The main focus of the initiative is helping pregnant women and their babies receive testing and treatment, he said during an announcement.

“People should know that this is a treatable disease for adults. A course of penicillin generally does the trick. Some adults have very mild symptoms, there’s a lack of diagnosis, others who were symptomatic and treated with penicillin,” Polis said. “But the real danger here is for newborns.”

“The fatality rate is significant for newborns who are born to a mothers who has syphilis,” he continued.

According to the state, citing the Centers for Disease Control and Prevention (CDC), about 40 percent of babies who have untreated congenital syphilis may be stillborn or die from the infection.

Polis said the state has seen the number of infections increase “sevenfold” in the last five years. In 2018, the state had 1,084 cases; in 2023, it had 3,266.

State Epidemiologist Rachel Herlihy said the consistent rise in cases across the state “means that we have a statewide congenital syphilis epidemic.”
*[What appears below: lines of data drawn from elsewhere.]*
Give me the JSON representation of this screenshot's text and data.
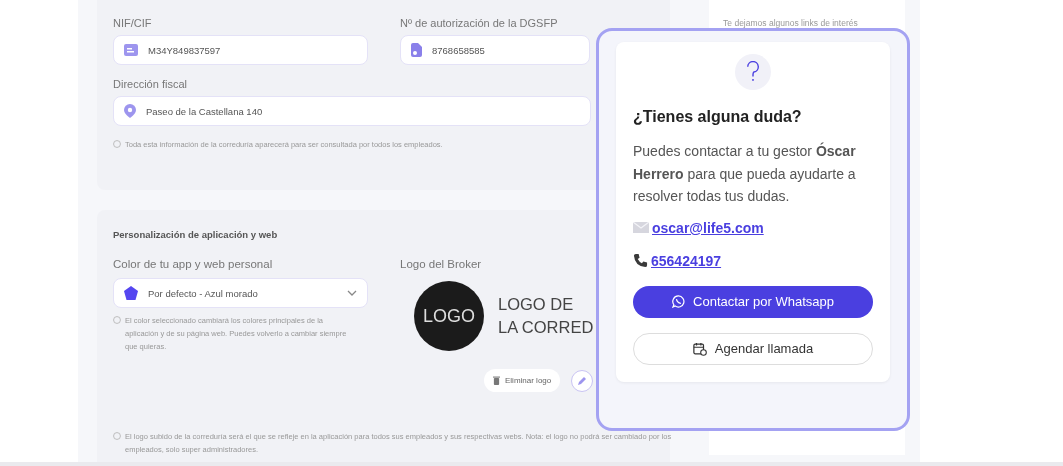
{
  "company_card": {
    "fields": [
      {
        "kind": "id",
        "label": "NIF/CIF",
        "value": "M34Y849837597"
      },
      {
        "kind": "document",
        "label": "Nº de autorización de la DGSFP",
        "value": "8768658585"
      }
    ],
    "address": {
      "label": "Dirección fiscal",
      "value": "Paseo de la Castellana 140"
    },
    "note": "Toda esta información de la correduría aparecerá para ser consultada por todos los empleados."
  },
  "personalization": {
    "title": "Personalización de aplicación y web",
    "color_label": "Color de tu app y web personal",
    "color_select": {
      "value": "Por defecto - Azul morado",
      "color": "#5546f0"
    },
    "color_note": "El color seleccionado cambiará los colores principales de la aplicación y de su página web. Puedes volverlo a cambiar siempre que quieras.",
    "logo_label": "Logo del Broker",
    "logo": {
      "mark": "LOGO",
      "text_lines": [
        "LOGO DE",
        "LA CORRED"
      ]
    },
    "delete_button": "Eliminar logo",
    "note": "El logo subido de la correduría será el que se refleje en la aplicación para todos sus empleados y sus respectivas webs. Nota: el logo no podrá ser cambiado por los empleados, solo super administradores."
  },
  "links_panel": {
    "intro": "Te dejamos algunos links de interés"
  },
  "help_card": {
    "title": "¿Tienes alguna duda?",
    "message": "Puedes contactar a tu gestor **Óscar Herrero** para que pueda ayudarte a resolver todas tus dudas.",
    "email": "oscar@life5.com",
    "phone": "656424197",
    "primary_button": "Contactar por Whatsapp",
    "secondary_button": "Agendar llamada"
  }
}
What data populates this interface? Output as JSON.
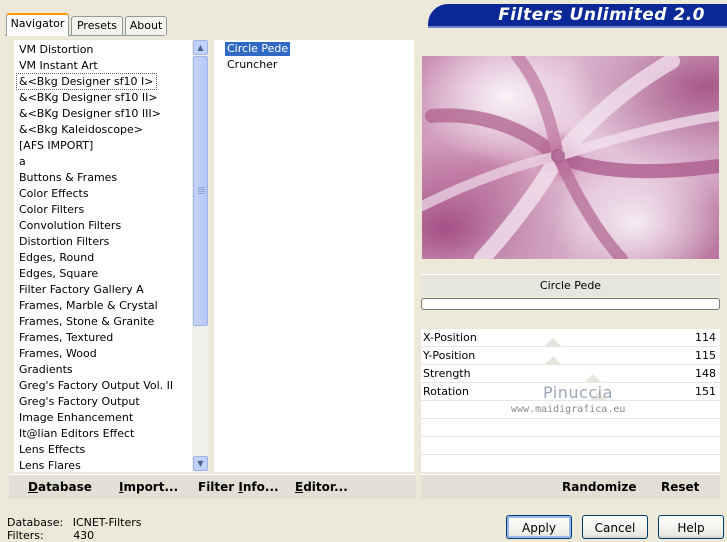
{
  "banner": {
    "title": "Filters Unlimited 2.0"
  },
  "tabs": [
    {
      "label": "Navigator"
    },
    {
      "label": "Presets"
    },
    {
      "label": "About"
    }
  ],
  "categories": [
    " VM Distortion",
    " VM Instant Art",
    "&<Bkg Designer sf10 I>",
    "&<BKg Designer sf10 II>",
    "&<BKg Designer sf10 III>",
    "&<Bkg Kaleidoscope>",
    "[AFS IMPORT]",
    "a",
    "Buttons & Frames",
    "Color Effects",
    "Color Filters",
    "Convolution Filters",
    "Distortion Filters",
    "Edges, Round",
    "Edges, Square",
    "Filter Factory Gallery A",
    "Frames, Marble & Crystal",
    "Frames, Stone & Granite",
    "Frames, Textured",
    "Frames, Wood",
    "Gradients",
    "Greg's Factory Output Vol. II",
    "Greg's Factory Output",
    "Image Enhancement",
    "It@lian Editors Effect",
    "Lens Effects",
    "Lens Flares"
  ],
  "filters": [
    "Circle Pede",
    "Cruncher"
  ],
  "selected_filter_name": "Circle Pede",
  "params": [
    {
      "label": "X-Position",
      "value": "114"
    },
    {
      "label": "Y-Position",
      "value": "115"
    },
    {
      "label": "Strength",
      "value": "148"
    },
    {
      "label": "Rotation",
      "value": "151"
    }
  ],
  "watermark": {
    "line1": "Pinuccia",
    "line2": "www.maidigrafica.eu"
  },
  "toolbar": {
    "database_u": "D",
    "database_rest": "atabase",
    "import_u": "I",
    "import_rest": "mport...",
    "filterinfo_pre": "Filter ",
    "filterinfo_u": "I",
    "filterinfo_rest": "nfo...",
    "editor_u": "E",
    "editor_rest": "ditor...",
    "randomize": "Randomize",
    "reset": "Reset"
  },
  "info": {
    "database_label": "Database:",
    "database_value": "ICNET-Filters",
    "filters_label": "Filters:",
    "filters_value": "430"
  },
  "buttons": {
    "apply": "Apply",
    "cancel": "Cancel",
    "help": "Help"
  }
}
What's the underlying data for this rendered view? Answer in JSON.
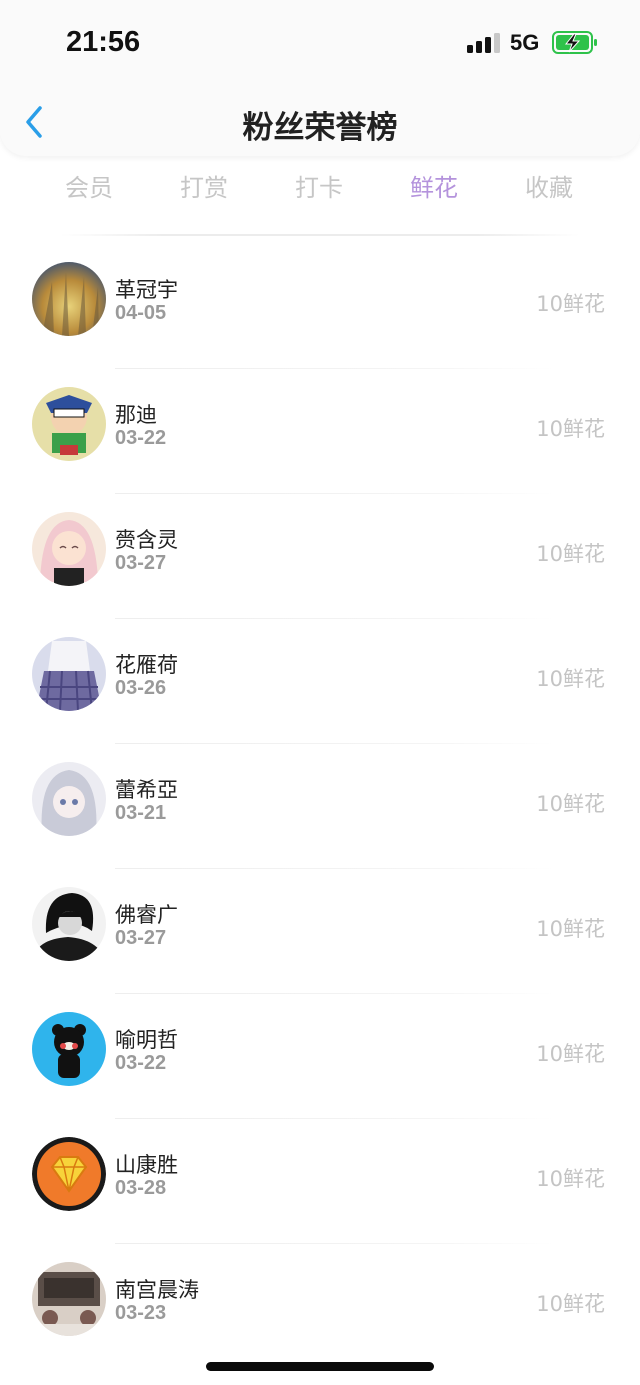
{
  "status_bar": {
    "time": "21:56",
    "network": "5G"
  },
  "nav": {
    "title": "粉丝荣誉榜"
  },
  "tabs": [
    {
      "label": "会员",
      "active": false
    },
    {
      "label": "打赏",
      "active": false
    },
    {
      "label": "打卡",
      "active": false
    },
    {
      "label": "鲜花",
      "active": true
    },
    {
      "label": "收藏",
      "active": false
    }
  ],
  "colors": {
    "active_tab": "#b493dc",
    "inactive_tab": "#c6c6c6",
    "amount": "#c4c4c4",
    "battery": "#2ec24a"
  },
  "fans": [
    {
      "name": "革冠宇",
      "date": "04-05",
      "amount": "10鲜花",
      "avatar": "forest-photo"
    },
    {
      "name": "那迪",
      "date": "03-22",
      "amount": "10鲜花",
      "avatar": "cartoon-character"
    },
    {
      "name": "赍含灵",
      "date": "03-27",
      "amount": "10鲜花",
      "avatar": "anime-girl-pink-hair"
    },
    {
      "name": "花雁荷",
      "date": "03-26",
      "amount": "10鲜花",
      "avatar": "plaid-skirt-photo"
    },
    {
      "name": "蕾希亞",
      "date": "03-21",
      "amount": "10鲜花",
      "avatar": "anime-girl-silver-hair"
    },
    {
      "name": "佛睿广",
      "date": "03-27",
      "amount": "10鲜花",
      "avatar": "black-white-portrait"
    },
    {
      "name": "喻明哲",
      "date": "03-22",
      "amount": "10鲜花",
      "avatar": "kumamon-blue"
    },
    {
      "name": "山康胜",
      "date": "03-28",
      "amount": "10鲜花",
      "avatar": "orange-diamond-badge"
    },
    {
      "name": "南宫晨涛",
      "date": "03-23",
      "amount": "10鲜花",
      "avatar": "vintage-photo"
    }
  ]
}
According to the announcement, Colorado will work with the state departments of Corrections, Public Health and Environment, and Public Safety to minimize cases in correctional facilities.

The state will work to make sure testing for syphilis is covered without co-pays for the majority of insured Coloradans, including those with Medicaid.

The state will also increase its education about the importance of testing for syphilis and the disease’s treatment because it is possible to have syphilis and not know it.